- American DVD cover
- Directed by: Bill Fishman
- Written by: Nicole Coady Halle Eaton Abbe Wool
- Produced by: Jim Fishman Mark McGarry Jason Villard
- Starring: Christine Taylor Paget Brewster Claudia Schiffer Judy Greer John Corbett
- Cinematography: W. M. MacCollum
- Music by: Stan Ridgway
- Production company: Franchise Pictures
- Distributed by: 20th Century Fox Home Entertainment
- Release dates: October 12, 1999 (Chicago International Film Festival); May 21, 2002 (United States, DVD);
- Running time: 94 minutes
- Country: United States
- Language: English

= Desperate but Not Serious =

Desperate but Not Serious is a 1999 American comedy film directed by Bill Fishman. It was released in the United States under the title Reckless + Wild.

==Plot==
Out-of-towner Lily (Taylor) arrives in Los Angeles to attend a wedding reception with the man of her dreams, Jonathan (Corbett). Aided by party-girl Frances (Brewster), they embark on a night of adventure after the wedding invitation is lost. Their wild romp through the streets of Hollywood in search of the reception, takes them to club after club—including the trendy "Vapor" Room and even into the home of famous actor Darby Tipp. After being thrown out of parties, terrorized by a psycho bartender, and chased by police it seems Lily will never find her man—or will she?

==Cast==
- Christine Taylor as Lili
- Paget Brewster as Frances
- Claudia Schiffer as Gigi
- Judy Greer as Molly
- John Corbett as Jonathan
- Max Perlich as Todd
- Joey Lawrence as Darby
- Toledo Diamond as Himself
- Wendie Jo Sperber as Landlady
- Brent Bolthouse as Steve
- Stacy Sanches as Shauna
- John Fleck as Landon Liebowitz
- Zach Tiegan as Justin
- Henry Rollins as Bartender
- Matthew Porretta as Gene
- Sara Melson as Patrice
- Duffy Taylor as Jimmy
- Agnieszka Musiala as Stacy

==Production==
Claudia Schiffer sang all of the songs performed by her character herself.
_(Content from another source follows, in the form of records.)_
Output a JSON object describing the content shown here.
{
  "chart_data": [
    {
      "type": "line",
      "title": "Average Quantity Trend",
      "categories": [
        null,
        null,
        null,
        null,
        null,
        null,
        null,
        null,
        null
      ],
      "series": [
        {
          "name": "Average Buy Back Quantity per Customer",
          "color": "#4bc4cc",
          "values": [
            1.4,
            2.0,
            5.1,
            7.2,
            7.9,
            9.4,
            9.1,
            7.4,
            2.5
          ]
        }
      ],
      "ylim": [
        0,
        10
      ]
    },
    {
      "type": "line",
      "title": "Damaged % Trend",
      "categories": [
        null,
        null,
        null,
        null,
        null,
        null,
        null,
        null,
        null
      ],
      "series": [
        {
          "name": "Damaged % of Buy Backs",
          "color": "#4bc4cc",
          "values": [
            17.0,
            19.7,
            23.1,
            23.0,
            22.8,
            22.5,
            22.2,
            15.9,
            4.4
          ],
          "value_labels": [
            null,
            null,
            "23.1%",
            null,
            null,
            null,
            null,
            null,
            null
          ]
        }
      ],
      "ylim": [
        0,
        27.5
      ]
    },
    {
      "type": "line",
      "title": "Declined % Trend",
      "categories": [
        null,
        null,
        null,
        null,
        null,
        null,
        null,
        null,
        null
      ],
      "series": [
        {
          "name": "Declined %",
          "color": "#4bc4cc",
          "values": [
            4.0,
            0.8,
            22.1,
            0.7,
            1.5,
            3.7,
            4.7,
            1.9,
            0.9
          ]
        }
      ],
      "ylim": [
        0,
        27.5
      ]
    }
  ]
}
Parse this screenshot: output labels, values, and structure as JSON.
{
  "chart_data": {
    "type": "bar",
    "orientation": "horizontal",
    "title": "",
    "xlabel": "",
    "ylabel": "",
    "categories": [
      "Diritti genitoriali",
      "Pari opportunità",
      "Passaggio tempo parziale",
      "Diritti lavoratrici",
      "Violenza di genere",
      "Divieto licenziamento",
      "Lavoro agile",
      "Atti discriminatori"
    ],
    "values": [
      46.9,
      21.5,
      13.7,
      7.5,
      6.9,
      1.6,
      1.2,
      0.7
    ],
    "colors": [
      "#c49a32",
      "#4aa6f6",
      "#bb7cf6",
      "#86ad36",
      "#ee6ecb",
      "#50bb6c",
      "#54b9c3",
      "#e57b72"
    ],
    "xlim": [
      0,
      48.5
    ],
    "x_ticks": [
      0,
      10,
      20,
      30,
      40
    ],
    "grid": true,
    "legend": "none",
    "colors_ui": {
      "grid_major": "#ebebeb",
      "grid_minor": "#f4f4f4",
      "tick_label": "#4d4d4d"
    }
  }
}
Having already had her earlobes pierced shortly beforehand especially for her part in Black & White, Claudia Schiffer had the cartilage in both ears pierced multiple times for her part in this film. She also had her nose and belly button pierced especially for this film. Following the end of filming, she removed all of the piercings (including her earlobes) and allowed them to close up again.